Com seu piloto fora do top 10, Lobato se encarrega de narrar o que acontece na largada dos ponteiros, enquanto Vega e Gené ficam de olho em Alonso. “Madre mia, que arriscado”, sofre o piloto de testes da Ferrari. “Maldonado adora achar alguém na largada. Foi quase”, exclama Galvão. Também sobra para Grosjean, que fez manobra arriscada. “Ele tem curto-circuito quando larga!” A briga do venezuelano com ambas as Lotus confundiu Edwards, que acredita estar vendo Raikkonen em terceiro. Afinal, era o finlandês que largara por dentro. “Não, é Grosjean! E as Ferrari ganham terreno.”
O comentarista David Coulthard chama a atenção para “Massa e Button, um em cima do outro, na curva 4”. Para Galvão, isso fez com que o brasileiro ganhasse uma posição a menos que o companheiro na largada. “Espalharam para cima do Felipe!”
Os brasileiros se empolgam com o início agressivo do compatriota. “Foi o repeteco do Felipe no Canadá. Passou Rosberg por fora lá também e o alemão não gostou. Agora provou que não tem medo”, diz Luciano Burti.
Na frente, Vettel passeia e Hamilton segura o pelotão. “O engenheiro diz que Lewis está fazendo um bom trabalho.

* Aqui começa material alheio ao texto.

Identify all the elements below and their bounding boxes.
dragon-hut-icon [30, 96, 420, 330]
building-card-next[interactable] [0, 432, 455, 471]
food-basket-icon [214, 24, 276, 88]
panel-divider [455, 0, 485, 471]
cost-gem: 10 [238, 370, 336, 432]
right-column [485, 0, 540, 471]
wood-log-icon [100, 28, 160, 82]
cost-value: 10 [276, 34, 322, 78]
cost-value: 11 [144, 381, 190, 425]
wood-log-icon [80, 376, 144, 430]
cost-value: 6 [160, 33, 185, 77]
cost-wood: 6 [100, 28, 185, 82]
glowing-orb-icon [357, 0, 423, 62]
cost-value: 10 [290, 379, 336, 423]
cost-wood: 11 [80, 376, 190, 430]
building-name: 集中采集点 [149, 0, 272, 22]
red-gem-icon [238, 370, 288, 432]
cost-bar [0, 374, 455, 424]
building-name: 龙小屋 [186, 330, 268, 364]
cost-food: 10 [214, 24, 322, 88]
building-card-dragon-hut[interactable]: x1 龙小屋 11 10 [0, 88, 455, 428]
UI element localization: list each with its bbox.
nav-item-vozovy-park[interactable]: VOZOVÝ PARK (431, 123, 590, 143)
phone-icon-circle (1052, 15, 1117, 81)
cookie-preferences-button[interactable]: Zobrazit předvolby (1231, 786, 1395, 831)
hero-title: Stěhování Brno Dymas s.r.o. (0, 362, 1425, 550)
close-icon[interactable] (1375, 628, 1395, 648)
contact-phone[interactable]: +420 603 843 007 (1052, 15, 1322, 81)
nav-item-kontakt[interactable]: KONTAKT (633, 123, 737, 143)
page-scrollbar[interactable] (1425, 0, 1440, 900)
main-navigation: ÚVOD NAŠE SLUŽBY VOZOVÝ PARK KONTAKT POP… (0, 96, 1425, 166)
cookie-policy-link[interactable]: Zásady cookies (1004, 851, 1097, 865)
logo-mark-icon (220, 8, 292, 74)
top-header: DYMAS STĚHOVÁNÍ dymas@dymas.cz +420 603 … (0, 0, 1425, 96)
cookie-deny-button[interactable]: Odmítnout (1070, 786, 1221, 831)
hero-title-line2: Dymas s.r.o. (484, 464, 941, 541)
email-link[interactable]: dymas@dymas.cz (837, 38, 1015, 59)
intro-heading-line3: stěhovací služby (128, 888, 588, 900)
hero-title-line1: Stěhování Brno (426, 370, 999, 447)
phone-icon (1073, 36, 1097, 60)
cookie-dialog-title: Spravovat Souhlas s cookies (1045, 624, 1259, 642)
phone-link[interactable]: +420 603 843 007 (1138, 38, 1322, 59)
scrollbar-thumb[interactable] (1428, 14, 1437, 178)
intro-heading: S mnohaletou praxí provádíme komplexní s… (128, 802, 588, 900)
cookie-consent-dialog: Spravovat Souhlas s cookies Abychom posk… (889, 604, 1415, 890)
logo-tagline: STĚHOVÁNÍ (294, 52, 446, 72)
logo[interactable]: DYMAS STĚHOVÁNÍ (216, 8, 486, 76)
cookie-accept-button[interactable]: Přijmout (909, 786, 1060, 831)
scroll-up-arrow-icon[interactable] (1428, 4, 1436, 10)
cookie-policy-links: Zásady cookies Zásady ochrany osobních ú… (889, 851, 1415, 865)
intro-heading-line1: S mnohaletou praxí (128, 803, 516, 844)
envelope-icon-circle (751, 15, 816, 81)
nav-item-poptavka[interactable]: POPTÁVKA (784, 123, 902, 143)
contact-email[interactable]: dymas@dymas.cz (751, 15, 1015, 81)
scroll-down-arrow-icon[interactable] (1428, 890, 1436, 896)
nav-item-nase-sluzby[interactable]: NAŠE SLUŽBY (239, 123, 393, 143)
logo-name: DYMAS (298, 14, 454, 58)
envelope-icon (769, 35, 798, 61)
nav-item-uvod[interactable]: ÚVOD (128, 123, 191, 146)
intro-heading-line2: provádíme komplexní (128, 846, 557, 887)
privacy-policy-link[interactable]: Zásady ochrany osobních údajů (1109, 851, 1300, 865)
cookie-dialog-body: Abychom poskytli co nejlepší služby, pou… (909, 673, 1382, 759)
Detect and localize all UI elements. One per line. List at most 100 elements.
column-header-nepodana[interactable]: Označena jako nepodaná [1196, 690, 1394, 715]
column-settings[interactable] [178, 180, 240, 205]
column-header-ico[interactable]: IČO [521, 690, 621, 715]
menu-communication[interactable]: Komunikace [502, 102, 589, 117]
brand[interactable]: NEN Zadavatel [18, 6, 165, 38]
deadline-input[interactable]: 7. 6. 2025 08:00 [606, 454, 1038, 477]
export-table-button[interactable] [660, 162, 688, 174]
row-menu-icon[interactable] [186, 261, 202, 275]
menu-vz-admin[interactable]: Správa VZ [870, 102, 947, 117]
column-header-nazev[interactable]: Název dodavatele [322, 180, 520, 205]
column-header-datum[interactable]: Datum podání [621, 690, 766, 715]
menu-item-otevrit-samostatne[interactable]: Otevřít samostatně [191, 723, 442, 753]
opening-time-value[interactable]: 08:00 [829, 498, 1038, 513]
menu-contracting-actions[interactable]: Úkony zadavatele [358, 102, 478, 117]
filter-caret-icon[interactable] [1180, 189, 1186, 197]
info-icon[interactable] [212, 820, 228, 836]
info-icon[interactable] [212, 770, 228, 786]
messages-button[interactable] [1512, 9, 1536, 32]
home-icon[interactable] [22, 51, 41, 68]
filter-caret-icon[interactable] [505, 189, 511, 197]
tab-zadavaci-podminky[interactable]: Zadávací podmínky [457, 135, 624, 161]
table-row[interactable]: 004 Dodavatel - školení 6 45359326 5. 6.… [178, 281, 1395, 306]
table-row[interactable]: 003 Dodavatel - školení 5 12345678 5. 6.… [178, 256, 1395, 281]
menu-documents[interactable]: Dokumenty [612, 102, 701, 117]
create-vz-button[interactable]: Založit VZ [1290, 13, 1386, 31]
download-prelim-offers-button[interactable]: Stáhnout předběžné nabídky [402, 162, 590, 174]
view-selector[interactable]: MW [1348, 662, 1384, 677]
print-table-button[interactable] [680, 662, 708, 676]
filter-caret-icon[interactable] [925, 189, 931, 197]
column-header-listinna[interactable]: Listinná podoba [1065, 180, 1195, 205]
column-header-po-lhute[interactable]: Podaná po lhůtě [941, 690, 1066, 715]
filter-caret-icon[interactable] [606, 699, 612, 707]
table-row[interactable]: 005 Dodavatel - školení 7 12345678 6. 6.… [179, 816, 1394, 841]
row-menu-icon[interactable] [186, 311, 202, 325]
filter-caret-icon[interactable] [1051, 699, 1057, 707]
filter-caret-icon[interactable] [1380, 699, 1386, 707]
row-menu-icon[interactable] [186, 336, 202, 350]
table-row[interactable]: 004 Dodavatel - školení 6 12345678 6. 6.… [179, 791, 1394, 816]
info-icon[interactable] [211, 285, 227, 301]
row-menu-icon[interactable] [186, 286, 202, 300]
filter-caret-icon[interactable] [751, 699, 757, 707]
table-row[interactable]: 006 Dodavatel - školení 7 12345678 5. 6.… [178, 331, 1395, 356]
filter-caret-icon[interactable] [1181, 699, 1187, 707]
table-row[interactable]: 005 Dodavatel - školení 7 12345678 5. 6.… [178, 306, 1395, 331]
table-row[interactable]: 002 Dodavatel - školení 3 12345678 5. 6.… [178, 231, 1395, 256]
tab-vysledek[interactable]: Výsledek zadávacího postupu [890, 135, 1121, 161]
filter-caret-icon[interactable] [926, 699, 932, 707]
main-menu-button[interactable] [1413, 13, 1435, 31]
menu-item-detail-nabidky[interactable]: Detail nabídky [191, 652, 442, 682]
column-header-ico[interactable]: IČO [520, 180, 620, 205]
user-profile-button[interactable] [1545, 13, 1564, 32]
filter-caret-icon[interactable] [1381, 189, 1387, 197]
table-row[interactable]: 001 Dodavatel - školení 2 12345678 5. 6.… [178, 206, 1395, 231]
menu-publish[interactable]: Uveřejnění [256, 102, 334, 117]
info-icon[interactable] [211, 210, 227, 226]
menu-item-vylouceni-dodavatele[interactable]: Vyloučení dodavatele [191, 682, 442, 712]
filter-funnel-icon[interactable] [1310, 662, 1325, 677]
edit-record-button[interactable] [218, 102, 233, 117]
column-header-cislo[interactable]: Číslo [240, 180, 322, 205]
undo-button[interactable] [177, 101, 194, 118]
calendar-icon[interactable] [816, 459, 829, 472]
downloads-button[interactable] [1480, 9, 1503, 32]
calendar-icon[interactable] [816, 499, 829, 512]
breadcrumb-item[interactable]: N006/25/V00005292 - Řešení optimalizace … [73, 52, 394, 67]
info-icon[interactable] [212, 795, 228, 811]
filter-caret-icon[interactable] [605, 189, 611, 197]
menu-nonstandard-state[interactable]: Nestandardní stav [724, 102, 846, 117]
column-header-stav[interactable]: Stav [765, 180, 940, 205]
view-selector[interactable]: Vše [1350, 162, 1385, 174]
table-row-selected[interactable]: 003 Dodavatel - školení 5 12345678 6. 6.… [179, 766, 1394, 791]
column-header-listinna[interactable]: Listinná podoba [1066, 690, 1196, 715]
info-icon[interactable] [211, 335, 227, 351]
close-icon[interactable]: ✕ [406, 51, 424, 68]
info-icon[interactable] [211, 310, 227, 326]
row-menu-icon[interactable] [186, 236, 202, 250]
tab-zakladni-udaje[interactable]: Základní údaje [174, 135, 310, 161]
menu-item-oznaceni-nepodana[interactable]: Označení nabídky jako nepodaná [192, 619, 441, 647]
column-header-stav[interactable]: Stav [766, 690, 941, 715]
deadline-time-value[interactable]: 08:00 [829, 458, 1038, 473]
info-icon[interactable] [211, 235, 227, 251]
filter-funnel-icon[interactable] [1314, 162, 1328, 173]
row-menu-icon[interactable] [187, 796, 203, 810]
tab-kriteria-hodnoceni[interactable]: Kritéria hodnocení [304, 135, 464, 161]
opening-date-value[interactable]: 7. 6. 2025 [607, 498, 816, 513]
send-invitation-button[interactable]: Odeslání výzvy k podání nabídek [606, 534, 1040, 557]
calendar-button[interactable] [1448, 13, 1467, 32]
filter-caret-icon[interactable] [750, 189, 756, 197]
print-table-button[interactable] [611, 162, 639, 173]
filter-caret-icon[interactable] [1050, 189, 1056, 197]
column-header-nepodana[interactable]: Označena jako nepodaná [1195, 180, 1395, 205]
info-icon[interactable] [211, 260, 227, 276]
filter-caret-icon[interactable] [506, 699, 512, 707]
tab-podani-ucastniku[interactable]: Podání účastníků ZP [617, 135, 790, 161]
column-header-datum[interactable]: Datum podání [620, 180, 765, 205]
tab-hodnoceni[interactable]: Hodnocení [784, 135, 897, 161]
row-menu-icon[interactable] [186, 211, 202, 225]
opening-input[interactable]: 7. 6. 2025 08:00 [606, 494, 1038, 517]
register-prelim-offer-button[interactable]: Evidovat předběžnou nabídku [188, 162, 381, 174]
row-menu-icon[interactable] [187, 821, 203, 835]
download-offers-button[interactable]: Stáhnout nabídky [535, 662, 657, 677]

Pode ser que estejam tentando fazer uma parada a menos”, supõe Burti. Coulthard segue na mesma linha. “Nesse início, a McLaren não está conseguindo colocar energia no pneu ou será que Hamilton recebeu a instrução de fazer o contrário do Canadá e parar apenas uma vez. Porque a diferença para Vettel é muito grande”. A discussão na BBC é se Vettel vai fazer uma parada a mais que os outros. O analista técnico Gary Anderson não se arrisca.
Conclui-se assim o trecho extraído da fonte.